Author: The Morton Arboretum
Stems 1-1.5 mm; lvs 5-11 mm wide, auriculate at the juncture of sheath and blade; pistillate and staminate portions of the spike separated by (1-)2-12 cm, the pistillate portion deep brown, 10-20 cm, 1-2 cm thick at maturity; compound pedicels short and stout; pistillate fls each accompanied by a hair-like bracteole with an expanded, flat, spatulate tip; stigma linear; fr 5-8 mm, subtended by copious hairs with a slightly expanded brown tip, the achene usually distinctly above the middle; sterile pistillate fls about as long as the fertile ones, dilated into a cuneate truncate tip; staminate bracteoles brown and scale-like; pollen in monads; 2n=30. Marshes, more tolerant of salt and alkali than no. 1 [Typha latifolia L.]; nearly cosmop., and throughout our range, the common sp. along the coast, now becoming common inland as well.

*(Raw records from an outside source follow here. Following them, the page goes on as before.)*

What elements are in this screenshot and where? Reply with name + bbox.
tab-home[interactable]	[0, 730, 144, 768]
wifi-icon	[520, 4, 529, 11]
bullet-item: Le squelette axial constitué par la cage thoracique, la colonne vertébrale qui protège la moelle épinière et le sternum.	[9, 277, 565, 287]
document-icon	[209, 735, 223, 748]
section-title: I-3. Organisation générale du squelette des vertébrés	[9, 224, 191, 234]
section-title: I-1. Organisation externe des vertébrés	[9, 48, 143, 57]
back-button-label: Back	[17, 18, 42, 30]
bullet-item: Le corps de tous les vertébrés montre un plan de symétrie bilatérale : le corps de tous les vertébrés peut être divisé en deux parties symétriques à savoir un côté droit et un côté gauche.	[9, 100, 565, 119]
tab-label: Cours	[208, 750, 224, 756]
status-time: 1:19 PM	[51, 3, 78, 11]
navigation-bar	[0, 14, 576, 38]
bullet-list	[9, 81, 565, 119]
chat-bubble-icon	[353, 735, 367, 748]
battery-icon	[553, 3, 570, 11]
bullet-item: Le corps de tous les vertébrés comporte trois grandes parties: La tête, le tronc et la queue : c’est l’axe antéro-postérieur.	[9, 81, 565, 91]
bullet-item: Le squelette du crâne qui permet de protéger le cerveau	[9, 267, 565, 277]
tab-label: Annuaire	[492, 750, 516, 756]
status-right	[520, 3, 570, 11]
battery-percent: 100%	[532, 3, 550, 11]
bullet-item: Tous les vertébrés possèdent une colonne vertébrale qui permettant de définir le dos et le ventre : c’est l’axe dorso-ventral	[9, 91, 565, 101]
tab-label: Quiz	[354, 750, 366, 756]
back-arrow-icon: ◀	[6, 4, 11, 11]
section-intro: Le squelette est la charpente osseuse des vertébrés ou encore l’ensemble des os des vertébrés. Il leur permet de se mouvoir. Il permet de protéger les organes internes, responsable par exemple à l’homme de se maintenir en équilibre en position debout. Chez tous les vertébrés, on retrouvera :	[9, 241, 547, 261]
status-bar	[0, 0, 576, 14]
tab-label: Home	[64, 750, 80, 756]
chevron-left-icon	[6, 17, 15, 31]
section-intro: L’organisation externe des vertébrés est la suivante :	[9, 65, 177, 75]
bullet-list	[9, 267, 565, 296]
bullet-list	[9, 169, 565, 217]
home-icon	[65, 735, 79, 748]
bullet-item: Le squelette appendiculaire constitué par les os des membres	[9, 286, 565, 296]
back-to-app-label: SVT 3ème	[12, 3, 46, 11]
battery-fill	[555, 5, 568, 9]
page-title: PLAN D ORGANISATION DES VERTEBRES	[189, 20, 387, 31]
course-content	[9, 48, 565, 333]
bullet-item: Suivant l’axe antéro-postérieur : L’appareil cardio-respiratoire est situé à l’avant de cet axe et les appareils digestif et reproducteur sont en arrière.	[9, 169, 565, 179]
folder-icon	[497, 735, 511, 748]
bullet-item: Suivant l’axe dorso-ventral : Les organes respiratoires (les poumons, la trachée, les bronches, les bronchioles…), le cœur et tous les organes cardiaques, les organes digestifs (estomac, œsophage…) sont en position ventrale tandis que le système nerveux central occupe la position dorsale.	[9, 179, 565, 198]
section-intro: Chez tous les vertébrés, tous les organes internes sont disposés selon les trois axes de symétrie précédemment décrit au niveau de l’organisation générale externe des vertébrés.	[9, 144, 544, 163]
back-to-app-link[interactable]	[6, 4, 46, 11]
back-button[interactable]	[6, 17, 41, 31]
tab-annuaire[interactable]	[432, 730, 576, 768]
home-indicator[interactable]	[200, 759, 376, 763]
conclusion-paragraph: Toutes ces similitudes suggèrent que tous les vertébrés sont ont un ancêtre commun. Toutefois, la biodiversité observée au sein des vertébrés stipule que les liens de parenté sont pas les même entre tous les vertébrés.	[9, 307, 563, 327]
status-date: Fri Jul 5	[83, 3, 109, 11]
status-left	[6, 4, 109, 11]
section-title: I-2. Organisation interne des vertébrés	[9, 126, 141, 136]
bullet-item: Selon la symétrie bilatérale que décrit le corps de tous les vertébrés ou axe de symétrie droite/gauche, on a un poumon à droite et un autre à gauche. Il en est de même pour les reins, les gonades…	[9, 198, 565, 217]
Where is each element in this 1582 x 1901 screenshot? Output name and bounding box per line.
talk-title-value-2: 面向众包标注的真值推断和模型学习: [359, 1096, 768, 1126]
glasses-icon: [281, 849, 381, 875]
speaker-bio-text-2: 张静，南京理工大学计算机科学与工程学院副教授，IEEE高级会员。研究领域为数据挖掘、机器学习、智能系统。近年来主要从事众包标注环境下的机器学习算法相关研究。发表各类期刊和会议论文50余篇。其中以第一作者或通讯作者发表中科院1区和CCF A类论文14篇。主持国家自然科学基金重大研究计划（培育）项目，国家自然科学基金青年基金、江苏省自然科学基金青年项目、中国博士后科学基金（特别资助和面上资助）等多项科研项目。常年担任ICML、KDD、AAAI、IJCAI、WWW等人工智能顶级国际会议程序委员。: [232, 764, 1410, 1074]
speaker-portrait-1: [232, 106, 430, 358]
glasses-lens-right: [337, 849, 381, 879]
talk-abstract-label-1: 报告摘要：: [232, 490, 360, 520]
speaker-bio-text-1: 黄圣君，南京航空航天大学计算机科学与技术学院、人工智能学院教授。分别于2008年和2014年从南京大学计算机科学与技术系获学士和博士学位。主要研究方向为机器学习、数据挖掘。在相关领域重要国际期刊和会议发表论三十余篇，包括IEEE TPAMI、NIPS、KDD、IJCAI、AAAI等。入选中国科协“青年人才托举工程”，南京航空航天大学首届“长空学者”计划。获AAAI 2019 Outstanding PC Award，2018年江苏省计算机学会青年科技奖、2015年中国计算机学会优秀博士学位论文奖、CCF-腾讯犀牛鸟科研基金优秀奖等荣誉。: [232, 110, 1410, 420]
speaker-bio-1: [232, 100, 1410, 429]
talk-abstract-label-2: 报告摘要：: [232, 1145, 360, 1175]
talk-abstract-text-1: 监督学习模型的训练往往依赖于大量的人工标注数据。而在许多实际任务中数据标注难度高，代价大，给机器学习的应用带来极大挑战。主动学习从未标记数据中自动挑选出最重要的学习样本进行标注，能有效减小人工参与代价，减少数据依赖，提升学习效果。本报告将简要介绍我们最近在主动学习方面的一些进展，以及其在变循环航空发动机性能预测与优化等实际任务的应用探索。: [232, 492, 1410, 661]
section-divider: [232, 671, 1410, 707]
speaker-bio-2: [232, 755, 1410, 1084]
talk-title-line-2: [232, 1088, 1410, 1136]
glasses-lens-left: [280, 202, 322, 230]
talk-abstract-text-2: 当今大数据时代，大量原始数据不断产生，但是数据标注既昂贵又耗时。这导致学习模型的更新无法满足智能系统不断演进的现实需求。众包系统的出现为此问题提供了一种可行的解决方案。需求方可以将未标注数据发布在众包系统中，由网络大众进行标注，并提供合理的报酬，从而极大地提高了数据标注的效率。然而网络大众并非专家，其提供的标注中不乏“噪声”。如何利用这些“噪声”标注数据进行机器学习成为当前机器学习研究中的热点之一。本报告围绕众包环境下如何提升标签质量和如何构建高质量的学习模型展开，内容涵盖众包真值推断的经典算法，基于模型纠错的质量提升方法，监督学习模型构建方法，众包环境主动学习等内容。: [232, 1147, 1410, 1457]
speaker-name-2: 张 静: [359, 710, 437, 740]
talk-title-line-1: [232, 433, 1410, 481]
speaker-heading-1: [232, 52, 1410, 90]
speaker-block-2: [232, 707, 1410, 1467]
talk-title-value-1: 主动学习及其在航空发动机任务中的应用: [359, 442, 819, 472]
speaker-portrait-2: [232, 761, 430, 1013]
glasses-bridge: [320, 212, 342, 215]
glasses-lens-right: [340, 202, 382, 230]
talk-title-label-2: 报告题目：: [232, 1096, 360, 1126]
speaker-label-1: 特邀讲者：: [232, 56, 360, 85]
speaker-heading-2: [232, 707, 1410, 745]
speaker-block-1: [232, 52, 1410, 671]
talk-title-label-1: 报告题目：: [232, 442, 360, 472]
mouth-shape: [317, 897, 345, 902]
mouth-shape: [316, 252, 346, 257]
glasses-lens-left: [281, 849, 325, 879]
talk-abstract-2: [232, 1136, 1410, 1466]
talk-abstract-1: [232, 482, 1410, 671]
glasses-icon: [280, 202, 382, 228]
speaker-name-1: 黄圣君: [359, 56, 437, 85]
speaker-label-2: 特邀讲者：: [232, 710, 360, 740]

Gleason, Henry A. & Cronquist, Arthur J. 1991. Manual of vascular plants of northeastern United States and adjacent Canada. lxxv + 910 pp.
©The New York Botanical Garden. All rights reserved. Used by permission.
From Flora of Indiana (1940) by Charles C. Deam
This species is usually found on the borders of larger bodies of water than the preceding species [Typha latifolia], but it seems to adapt itself to nearly the same habitats. Near my home is a small gravel pit that has not been in use for about 10 years, and it is now filled with both species of cattails, this species occupying about a fourth of the space. It is to be noted that the pistillate part of the spike sometimes divides. I have one specimen with a 5-parted spike. I also have a specimen of the preceding species that has a 3-parted spike. This species, as well as the preceding one, is variable, and several varieties have been named. A giant form of this species is found on the east side of Tippecanoe Lake in the southern part of Noble County. Peattie's var. calumetensis seems to me to be an ecological form. Its diminutive size I attribute to the pollution of the Grand Calumet River near where it is found. In the summer when the soil along the bank is exposed it is slimy and reddish.